Law School Case Brief
Valeant Pharm. Int'l v. Jerney - 921 A.2d 732 (Del. Ch. 2007)
Where self-compensation involves directors or officers paying themselves bonuses, the court is particularly cognizant to the need for careful scrutiny. Self-interested compensation decisions made without independent protections are subject to the same entire fairness review as any other interested transaction. To avoid this high level of judicial scrutiny, an independent compensation committee can be employed to award salaries and bonuses to officers.
Plaintiff corporation filed claims against defendants, who were the former director and president of a company and other board members, arising out of the payment of large cash bonuses in connection with a later-aborted corporate restructuring. The court found that the bonus transaction did not satisfy the fear dealing and fair price components of entire fairness review under Del. Code Ann. tit. 8, § 144. The court rendered judgment in favor of the corporation and found that the bonus transaction did not satisfy the fear dealing and fair price components of entire fairness review as required by the law.
Did the defendant former president-director comply with the requirements of the entire fairness review when the board of directors agreed to pay cash bonuses based on a corporate restructuring?

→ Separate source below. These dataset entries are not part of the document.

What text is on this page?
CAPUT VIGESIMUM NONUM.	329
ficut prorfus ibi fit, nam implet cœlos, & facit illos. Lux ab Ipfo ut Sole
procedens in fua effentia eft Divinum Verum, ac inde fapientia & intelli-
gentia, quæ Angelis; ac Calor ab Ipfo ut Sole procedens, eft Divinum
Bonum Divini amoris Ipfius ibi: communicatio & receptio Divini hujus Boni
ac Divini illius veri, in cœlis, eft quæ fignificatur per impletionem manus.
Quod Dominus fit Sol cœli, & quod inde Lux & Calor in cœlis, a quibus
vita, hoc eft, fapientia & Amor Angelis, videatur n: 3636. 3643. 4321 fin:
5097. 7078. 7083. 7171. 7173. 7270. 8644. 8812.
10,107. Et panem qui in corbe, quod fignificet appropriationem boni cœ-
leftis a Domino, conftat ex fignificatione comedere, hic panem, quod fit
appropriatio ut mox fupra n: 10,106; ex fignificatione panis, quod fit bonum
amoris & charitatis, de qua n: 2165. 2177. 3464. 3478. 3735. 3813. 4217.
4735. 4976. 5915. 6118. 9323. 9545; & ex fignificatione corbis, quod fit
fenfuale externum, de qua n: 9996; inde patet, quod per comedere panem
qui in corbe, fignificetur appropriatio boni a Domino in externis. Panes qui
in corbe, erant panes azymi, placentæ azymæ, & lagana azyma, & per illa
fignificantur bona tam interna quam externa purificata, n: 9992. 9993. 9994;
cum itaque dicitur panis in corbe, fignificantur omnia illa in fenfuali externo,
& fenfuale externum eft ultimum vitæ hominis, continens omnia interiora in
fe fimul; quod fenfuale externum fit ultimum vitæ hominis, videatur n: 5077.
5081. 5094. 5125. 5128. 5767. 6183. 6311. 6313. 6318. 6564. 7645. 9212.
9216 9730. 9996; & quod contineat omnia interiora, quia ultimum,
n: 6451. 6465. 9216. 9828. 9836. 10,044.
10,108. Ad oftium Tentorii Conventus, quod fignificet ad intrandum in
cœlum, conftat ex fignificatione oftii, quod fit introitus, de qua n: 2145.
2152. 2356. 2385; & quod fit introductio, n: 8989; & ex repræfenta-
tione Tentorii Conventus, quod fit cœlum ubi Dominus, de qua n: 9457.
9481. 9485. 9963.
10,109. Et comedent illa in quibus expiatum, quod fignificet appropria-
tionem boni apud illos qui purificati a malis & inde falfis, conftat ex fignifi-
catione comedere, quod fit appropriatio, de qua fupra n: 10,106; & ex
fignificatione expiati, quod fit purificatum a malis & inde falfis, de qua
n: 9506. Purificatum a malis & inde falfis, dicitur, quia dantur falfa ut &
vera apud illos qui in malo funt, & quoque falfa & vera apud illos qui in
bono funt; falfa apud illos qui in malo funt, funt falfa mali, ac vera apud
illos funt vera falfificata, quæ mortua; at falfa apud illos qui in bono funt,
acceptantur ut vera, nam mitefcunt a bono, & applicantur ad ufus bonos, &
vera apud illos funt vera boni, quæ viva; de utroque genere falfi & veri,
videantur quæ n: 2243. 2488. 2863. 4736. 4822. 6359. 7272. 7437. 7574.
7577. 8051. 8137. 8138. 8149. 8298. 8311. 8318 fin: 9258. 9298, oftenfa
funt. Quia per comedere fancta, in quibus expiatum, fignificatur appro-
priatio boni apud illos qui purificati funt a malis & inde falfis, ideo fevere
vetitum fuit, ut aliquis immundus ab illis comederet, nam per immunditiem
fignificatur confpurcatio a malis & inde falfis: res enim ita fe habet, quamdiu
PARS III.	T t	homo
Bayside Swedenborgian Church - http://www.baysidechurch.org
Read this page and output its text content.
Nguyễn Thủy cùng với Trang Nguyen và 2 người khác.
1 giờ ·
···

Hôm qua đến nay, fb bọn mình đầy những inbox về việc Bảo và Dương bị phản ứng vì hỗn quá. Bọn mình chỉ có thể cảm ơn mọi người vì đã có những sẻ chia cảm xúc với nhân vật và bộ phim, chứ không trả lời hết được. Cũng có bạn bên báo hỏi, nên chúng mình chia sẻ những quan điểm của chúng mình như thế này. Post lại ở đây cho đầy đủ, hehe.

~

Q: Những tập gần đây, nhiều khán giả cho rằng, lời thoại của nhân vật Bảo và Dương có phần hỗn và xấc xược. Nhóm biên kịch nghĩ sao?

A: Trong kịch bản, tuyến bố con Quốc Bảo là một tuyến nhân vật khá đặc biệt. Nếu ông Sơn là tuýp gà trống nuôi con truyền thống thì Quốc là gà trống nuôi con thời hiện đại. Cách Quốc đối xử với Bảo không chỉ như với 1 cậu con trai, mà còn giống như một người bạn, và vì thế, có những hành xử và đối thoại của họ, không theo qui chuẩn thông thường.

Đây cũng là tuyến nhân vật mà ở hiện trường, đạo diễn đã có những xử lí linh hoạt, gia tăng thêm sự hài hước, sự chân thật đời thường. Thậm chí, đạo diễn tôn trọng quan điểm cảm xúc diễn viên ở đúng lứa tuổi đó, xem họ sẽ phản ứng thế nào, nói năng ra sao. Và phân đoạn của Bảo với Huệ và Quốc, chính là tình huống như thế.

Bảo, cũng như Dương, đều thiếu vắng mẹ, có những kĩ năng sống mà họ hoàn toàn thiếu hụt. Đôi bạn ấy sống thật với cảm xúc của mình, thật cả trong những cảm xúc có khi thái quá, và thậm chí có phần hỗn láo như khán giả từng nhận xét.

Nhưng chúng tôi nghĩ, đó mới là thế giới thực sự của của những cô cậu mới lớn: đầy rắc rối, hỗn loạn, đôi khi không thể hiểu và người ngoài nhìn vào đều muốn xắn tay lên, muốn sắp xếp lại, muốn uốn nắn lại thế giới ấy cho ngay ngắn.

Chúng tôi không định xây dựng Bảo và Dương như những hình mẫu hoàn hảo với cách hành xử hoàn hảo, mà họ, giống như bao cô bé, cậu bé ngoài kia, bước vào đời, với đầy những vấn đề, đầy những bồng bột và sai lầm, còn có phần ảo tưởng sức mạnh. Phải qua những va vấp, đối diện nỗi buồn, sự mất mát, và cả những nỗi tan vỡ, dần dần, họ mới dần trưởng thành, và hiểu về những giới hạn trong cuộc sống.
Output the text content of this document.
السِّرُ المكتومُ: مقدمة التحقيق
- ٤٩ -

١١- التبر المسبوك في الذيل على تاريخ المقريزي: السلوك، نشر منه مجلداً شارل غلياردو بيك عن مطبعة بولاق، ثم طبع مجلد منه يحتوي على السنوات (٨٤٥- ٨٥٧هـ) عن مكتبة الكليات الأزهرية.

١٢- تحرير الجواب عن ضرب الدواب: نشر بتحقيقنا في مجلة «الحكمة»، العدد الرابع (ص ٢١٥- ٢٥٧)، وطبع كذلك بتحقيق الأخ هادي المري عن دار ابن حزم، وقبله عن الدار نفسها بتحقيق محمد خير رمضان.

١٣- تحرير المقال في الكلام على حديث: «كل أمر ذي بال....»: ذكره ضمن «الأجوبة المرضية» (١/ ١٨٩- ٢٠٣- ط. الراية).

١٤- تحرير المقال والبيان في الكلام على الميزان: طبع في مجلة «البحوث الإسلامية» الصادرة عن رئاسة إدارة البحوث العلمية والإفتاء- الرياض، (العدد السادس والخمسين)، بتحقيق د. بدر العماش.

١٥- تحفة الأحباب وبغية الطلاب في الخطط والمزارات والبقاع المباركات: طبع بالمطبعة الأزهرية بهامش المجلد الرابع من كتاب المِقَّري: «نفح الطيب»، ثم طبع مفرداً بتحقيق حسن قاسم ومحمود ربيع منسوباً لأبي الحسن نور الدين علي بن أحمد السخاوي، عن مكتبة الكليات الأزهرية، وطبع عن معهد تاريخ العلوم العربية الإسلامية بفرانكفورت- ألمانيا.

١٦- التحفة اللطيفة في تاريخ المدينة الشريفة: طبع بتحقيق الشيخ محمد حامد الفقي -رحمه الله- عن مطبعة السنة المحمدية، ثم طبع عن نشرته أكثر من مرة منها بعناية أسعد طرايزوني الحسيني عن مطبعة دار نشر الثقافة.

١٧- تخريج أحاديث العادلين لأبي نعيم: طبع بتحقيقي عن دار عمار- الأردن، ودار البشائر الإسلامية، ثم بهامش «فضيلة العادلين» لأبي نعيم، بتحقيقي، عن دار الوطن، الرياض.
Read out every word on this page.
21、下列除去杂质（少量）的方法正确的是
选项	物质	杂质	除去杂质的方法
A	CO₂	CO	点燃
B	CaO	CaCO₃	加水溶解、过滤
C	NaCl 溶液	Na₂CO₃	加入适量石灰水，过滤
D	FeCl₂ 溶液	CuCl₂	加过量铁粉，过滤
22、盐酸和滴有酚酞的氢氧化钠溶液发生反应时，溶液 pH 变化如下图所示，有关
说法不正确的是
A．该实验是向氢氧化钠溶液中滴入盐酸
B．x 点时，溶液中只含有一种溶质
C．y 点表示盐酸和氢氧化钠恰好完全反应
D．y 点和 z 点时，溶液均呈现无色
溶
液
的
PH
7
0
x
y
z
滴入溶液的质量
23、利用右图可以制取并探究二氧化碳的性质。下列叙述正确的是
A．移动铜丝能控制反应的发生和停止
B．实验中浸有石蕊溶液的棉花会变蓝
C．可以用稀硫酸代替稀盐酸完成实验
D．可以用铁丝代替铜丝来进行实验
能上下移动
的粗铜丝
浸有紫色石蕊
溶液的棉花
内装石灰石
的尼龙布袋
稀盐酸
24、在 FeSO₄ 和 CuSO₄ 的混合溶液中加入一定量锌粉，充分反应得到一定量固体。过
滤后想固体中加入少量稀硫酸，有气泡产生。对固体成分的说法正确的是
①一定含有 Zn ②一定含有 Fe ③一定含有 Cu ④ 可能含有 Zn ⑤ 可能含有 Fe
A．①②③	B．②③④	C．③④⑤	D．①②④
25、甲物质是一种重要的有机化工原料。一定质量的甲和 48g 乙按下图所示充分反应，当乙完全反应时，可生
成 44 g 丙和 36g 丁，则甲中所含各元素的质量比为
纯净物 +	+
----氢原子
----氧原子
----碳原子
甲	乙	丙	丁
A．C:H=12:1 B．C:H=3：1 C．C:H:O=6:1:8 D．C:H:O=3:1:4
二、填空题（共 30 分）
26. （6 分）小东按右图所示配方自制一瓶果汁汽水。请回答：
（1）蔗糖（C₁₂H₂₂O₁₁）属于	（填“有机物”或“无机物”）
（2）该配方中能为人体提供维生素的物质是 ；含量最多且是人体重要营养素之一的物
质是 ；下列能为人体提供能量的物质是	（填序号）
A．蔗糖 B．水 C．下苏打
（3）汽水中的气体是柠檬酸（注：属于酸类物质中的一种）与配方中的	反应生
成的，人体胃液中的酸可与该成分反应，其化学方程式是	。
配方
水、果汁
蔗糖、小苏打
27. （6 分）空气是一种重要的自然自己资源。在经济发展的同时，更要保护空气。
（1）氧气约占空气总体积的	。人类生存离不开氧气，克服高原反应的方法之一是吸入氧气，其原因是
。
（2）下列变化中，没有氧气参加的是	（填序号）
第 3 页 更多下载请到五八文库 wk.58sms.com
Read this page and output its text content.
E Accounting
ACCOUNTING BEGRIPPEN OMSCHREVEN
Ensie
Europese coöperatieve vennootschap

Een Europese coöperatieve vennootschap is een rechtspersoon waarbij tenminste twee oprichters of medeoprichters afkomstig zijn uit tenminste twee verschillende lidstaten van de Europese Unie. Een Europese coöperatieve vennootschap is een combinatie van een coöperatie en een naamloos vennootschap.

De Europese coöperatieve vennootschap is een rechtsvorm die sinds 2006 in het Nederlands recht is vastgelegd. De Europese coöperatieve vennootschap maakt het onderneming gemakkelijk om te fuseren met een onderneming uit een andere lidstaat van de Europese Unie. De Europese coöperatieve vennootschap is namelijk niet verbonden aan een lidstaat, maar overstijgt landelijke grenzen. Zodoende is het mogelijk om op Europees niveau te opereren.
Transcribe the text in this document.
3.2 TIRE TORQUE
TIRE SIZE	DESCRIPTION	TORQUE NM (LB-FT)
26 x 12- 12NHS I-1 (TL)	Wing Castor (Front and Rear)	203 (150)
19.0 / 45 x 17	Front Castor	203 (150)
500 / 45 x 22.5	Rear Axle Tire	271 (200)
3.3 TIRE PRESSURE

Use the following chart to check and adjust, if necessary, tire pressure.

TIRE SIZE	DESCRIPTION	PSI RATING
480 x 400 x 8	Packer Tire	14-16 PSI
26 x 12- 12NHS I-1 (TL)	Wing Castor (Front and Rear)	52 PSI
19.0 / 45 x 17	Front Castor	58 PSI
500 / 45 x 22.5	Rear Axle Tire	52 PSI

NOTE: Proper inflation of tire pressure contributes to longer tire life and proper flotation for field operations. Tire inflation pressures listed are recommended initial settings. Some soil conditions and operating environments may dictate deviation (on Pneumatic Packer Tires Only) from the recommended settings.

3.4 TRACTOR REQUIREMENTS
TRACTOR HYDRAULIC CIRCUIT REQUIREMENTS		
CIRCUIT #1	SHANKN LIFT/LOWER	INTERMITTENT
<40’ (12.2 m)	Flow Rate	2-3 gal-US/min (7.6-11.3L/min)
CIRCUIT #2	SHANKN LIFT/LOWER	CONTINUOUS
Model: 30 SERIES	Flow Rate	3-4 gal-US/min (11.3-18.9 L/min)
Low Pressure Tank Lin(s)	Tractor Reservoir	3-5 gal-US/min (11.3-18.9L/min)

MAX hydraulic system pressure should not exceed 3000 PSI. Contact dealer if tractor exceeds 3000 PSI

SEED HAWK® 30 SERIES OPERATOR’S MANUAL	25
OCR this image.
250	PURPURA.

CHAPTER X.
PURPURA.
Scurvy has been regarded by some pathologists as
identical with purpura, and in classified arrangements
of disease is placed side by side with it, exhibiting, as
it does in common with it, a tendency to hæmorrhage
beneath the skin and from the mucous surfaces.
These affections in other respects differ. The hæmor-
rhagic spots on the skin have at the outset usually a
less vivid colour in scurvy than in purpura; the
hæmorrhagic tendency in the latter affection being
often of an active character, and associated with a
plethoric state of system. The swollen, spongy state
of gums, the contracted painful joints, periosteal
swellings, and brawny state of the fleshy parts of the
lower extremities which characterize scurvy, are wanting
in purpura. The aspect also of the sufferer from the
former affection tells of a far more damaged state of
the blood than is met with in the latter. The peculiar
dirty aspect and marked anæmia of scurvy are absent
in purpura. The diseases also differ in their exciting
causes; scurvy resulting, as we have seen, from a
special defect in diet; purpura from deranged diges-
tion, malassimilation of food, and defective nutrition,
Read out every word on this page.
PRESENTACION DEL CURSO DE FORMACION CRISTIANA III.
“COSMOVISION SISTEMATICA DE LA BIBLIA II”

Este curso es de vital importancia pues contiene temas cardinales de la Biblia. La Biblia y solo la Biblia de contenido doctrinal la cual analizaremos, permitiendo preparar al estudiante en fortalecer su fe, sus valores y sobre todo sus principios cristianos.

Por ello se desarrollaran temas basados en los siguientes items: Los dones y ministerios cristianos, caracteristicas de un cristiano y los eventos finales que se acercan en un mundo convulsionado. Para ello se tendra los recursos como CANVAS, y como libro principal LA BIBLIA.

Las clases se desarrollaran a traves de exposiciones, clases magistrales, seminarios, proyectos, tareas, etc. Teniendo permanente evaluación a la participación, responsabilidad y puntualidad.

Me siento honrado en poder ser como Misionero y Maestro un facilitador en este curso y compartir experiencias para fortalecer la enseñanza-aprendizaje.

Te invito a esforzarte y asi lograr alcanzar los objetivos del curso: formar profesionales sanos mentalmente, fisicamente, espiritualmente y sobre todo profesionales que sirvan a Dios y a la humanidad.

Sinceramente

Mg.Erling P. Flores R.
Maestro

The court entered judgment in favor of the corporation and against defendant director-president. A review of the compensation committee meeting minutes confirmed conclusion from other evidence that the process the committee followed was designed simply to justify a predetermined outcome dictated by a former chairman and the corporate management. The committee did not examine afresh the question of whether any bonus arrangement was appropriate and, if so, how much and what form of bonus to award. The transaction was structured so that everyone, including even the board members and the members of the compensation committee, would receive a bonus, and the structure was not negotiated. The bonuses were based on an inflated valuation of the corporation, a potential value that could be achieved after a period of positive results.